Domination number =  6
Independent domination number =  6

Possible Minimum Dominating Vertices (magenta) =  [3, 4, 5, 6, 8, 9, 11, 12, 13, 14, 15, 16, 17, 19, 20, 21, 23, 25, 26, 27, 29, 30, 33, 34, 36, 38, 39]
Always Minimum Dominated Vertices (cyan) =  [0, 1, 2, 7, 10, 18, 22, 24, 28, 31, 32, 35, 37]
In [5]:
#Experiment A2: COMPUTING DOMINATING SETS AND COMMUNITIES
d=.8
dd=.8
c=1.2
cc=1.4
alpha=0.6
draw_domcomms(G,dom,idom,dom_list,no_dom_list,d,dd,c,cc,alpha)
# import community 
# par= community.best_partition(G)
# print par
# print max(par.values())
# print len(set(par.values()))
# from threeLayerCommunityParition import create_node_comm_graph, plot_graph

# broken_graph,broken_partition,npartition ,G= create_node_comm_graph(G,J.nodes(),FF.nodes(),DD.nodes())
# plot_graph(G,broken_graph,broken_partition,npartition,J.nodes(),FF.nodes(),DD.nodes(),d1=1.4,d2=5.,d3=0.8,withlabels=False,nodesize=100,layout=False)

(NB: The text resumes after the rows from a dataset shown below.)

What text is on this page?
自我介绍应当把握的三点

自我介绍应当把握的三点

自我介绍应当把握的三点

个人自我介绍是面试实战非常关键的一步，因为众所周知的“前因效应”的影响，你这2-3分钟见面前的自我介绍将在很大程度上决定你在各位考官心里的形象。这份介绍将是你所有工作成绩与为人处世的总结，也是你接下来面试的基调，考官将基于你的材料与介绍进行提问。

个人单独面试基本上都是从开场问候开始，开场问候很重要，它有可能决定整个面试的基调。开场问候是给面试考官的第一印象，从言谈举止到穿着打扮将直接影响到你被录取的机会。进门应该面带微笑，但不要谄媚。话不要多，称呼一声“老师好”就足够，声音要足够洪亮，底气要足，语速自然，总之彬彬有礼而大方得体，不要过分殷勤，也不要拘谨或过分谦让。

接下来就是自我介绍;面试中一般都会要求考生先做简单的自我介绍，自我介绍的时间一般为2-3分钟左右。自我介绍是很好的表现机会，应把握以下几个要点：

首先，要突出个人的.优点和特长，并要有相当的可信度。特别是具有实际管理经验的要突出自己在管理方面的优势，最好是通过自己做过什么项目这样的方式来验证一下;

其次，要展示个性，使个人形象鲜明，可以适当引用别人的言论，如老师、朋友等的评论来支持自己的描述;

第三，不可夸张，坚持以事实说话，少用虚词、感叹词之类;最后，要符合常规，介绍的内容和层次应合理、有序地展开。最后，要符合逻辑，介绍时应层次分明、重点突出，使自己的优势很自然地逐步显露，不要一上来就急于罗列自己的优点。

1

B. NETWORK INFLUENCE AND SCALAR ATTRIBUTE ASSORTATIVITY

In [6]:
from influence import influence_sim,infdif_sim,polinfluence_sim
In [7]:
# Connected Erdos-Renyi random graph

nodes = 25
p = 0.2
iterations = 500
In [8]:
# Experiment B1: INFLUENCE 

# Susceptibility of all nodes (low)
sa = 0.1
influence_sim(nodes,p,sa,iterations)